In 2019, the FDA approved givosiran for the treatment of acute hepatic porphyrias. This is an ALA synthase small interfering RNA that inhibits the synthesis of heme. It has shown that it can reduce the number of acute porphyria episodes in patients with recurrent attacks [39]. Overall, the mainstay of treatment of the neurologic symptoms of acute porphyria is to avoid attacks in the first place and, should one occur, to treat it aggressively to avoid long-term complications.

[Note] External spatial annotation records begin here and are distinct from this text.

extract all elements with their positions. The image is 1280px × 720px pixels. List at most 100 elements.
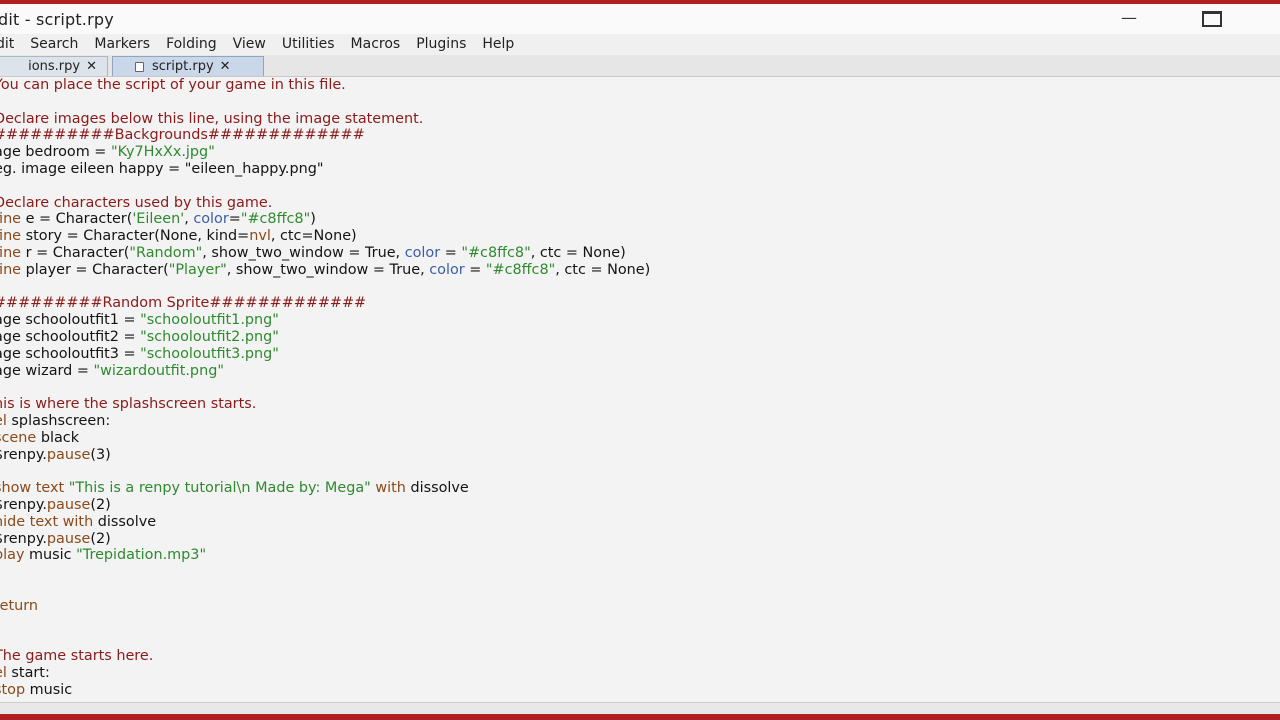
menu-view[interactable]: View	[233, 36, 266, 52]
code-line: #########Random Sprite#############	[0, 295, 650, 312]
code-token: return	[0, 597, 39, 614]
code-line: stop music	[0, 682, 650, 699]
code-line: return	[0, 598, 650, 615]
code-token: "Random"	[129, 244, 203, 261]
tab-options-rpy[interactable]: ions.rpy ✕	[0, 56, 108, 76]
code-token: fine	[0, 244, 22, 261]
code-token: age schooloutfit3 =	[0, 345, 141, 362]
code-token: r = Character(	[21, 244, 130, 261]
code-token: hide text with	[0, 513, 94, 530]
code-token: pause	[46, 496, 91, 513]
code-token: dissolve	[93, 513, 157, 530]
code-token: color	[429, 261, 465, 278]
menu-folding[interactable]: Folding	[166, 36, 217, 52]
code-line: fine r = Character("Random", show_two_wi…	[0, 245, 650, 262]
code-token: e = Character(	[21, 211, 133, 228]
code-editor[interactable]: You can place the script of your game in…	[0, 77, 1280, 702]
code-line: show text "This is a renpy tutorial\n Ma…	[0, 480, 650, 497]
code-token: 'Eileen'	[132, 211, 185, 228]
menu-search[interactable]: Search	[30, 36, 78, 52]
code-token: age schooloutfit2 =	[0, 328, 141, 345]
code-token: fine	[0, 211, 22, 228]
horizontal-scrollbar[interactable]	[0, 702, 1280, 714]
menu-utilities[interactable]: Utilities	[282, 36, 335, 52]
code-token: You can place the script of your game in…	[0, 77, 346, 93]
code-line: $renpy.pause(2)	[0, 531, 650, 548]
menu-markers[interactable]: Markers	[94, 36, 150, 52]
code-token: pause	[46, 530, 91, 547]
code-token: age bedroom =	[0, 144, 111, 161]
code-line: fine e = Character('Eileen', color="#c8f…	[0, 211, 650, 228]
menu-help[interactable]: Help	[482, 36, 514, 52]
tab-script-rpy[interactable]: script.rpy ✕	[112, 56, 264, 76]
code-token: "#c8ffc8"	[240, 211, 311, 228]
code-token: age wizard =	[0, 362, 94, 379]
menu-macros[interactable]: Macros	[351, 36, 401, 52]
close-tab-icon[interactable]: ✕	[86, 59, 97, 74]
code-token: =	[228, 211, 241, 228]
code-token: =	[440, 244, 462, 261]
code-line: age wizard = "wizardoutfit.png"	[0, 363, 650, 380]
title-bar: dit - script.rpy —	[0, 4, 1280, 34]
code-token: fine	[0, 261, 22, 278]
code-line: age schooloutfit1 = "schooloutfit1.png"	[0, 312, 650, 329]
code-line: age bedroom = "Ky7HxXx.jpg"	[0, 144, 650, 161]
code-token: fine	[0, 228, 22, 245]
code-token: The game starts here.	[0, 648, 154, 665]
buffer-tab-bar: ions.rpy ✕ script.rpy ✕	[0, 55, 1280, 77]
code-token: , show_two_window = True,	[226, 261, 430, 278]
code-token: story = Character(None, kind=	[21, 228, 250, 245]
window-title: dit - script.rpy	[0, 9, 114, 29]
code-token: (2)	[90, 530, 111, 547]
code-line: el splashscreen:	[0, 413, 650, 430]
menu-bar: dit Search Markers Folding View Utilitie…	[0, 34, 1280, 54]
tab-label: ions.rpy	[28, 59, 81, 74]
code-token: with	[370, 480, 406, 497]
code-token: ##########Backgrounds#############	[0, 127, 365, 144]
code-token: nvl	[249, 228, 271, 245]
code-token: eg. image eileen happy = "eileen_happy.p…	[0, 160, 324, 177]
code-token: "Player"	[168, 261, 227, 278]
maximize-icon[interactable]	[1202, 11, 1222, 27]
code-line: fine story = Character(None, kind=nvl, c…	[0, 228, 650, 245]
code-token: "schooloutfit2.png"	[140, 328, 279, 345]
code-line: $renpy.pause(2)	[0, 497, 650, 514]
code-token: $renpy.	[0, 446, 47, 463]
code-token: "wizardoutfit.png"	[93, 362, 224, 379]
code-token: , ctc = None)	[530, 244, 626, 261]
tab-label: script.rpy	[152, 59, 214, 74]
code-line: You can place the script of your game in…	[0, 77, 650, 94]
code-lines: You can place the script of your game in…	[0, 77, 650, 698]
code-token: $renpy.	[0, 496, 47, 513]
code-token: black	[36, 429, 80, 446]
code-line: play music "Trepidation.mp3"	[0, 547, 650, 564]
close-tab-icon[interactable]: ✕	[220, 59, 231, 74]
menu-edit[interactable]: dit	[0, 36, 14, 52]
code-token: "#c8ffc8"	[461, 244, 531, 261]
code-token: Declare images below this line, using th…	[0, 110, 424, 127]
code-line: $renpy.pause(3)	[0, 447, 650, 464]
code-token: stop	[0, 681, 26, 698]
code-line: fine player = Character("Player", show_t…	[0, 262, 650, 279]
minimize-icon[interactable]: —	[1118, 8, 1140, 30]
code-token: $renpy.	[0, 530, 47, 547]
code-token: ,	[184, 211, 194, 228]
code-token: color	[193, 211, 229, 228]
code-token: splashscreen:	[6, 412, 111, 429]
code-token: , ctc = None)	[555, 261, 651, 278]
document-icon	[135, 61, 144, 72]
code-line: Declare characters used by this game.	[0, 195, 650, 212]
code-line: age schooloutfit2 = "schooloutfit2.png"	[0, 329, 650, 346]
code-line: scene black	[0, 430, 650, 447]
code-token: music	[25, 681, 73, 698]
code-line: ##########Backgrounds#############	[0, 127, 650, 144]
code-token: "schooloutfit1.png"	[140, 312, 279, 329]
menu-plugins[interactable]: Plugins	[416, 36, 466, 52]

Patients are at risk of new attacks and should receive information regarding exacerbating factors and the importance of adopting healthy habits, including smoking cessation, abstinence from alcohol, and eating a well-balanced diet. Early treatment of infections and metabolic abnormalities as well as long-term monitoring of iron levels and kidney function is recommended. Suppression of ovulation with gonadotropin-releasing hormone agonist may be considered for women who experience recurrent attacks confined to the luteal phase of the menstrual cycle [40].

Prognosis

With appropriate treatment and supportive care, patients typically recover from acute attacks. However, it has been shown that some patients may experience persistent hypertension, liver dysfunction, and chronic renal insufficiency. In addition, there is an increased prevalence of psychiatric disorders among individuals with porphyria. These include anxiety, depression, adjustment disorder, behavioral changes, and substance use disorder. The recovery of the polyneuropathy is usually slow but complete, though this is influenced by the degree of axonal involvement. Approximately 1% of the attacks are fatal and cases of sudden death, presumably due to cardiac arrhythmia, may occur during acute flares [41].

Conclusion

Acute hepatic porphyrias are rare genetic disorders of heme synthesis that can cause largely gastro-neurologic symptoms and dysfunction thought to be related to a buildup of toxic metabolites. As the disorders are fairly rare, they are challenging to study and much of the information published is from case reports and series published from all over the world. Generally, there is consensus that these acute porphyrias are associated with mental status changes, seizures, PRES, dysautonomia, and motor and sensory neuropathies. The exact underlying mechanism is not entirely clear and many of these manifestations likely interplay, although rarer still, with the potential for permanent neurologic damage. If at all possible, it is best to avoid any known triggers and to otherwise treat attacks quickly and aggressively to mitigate any long-term consequences for the patients. More study is still needed for these elusive disorders but their early recognition, diagnosis, and treatment are critical.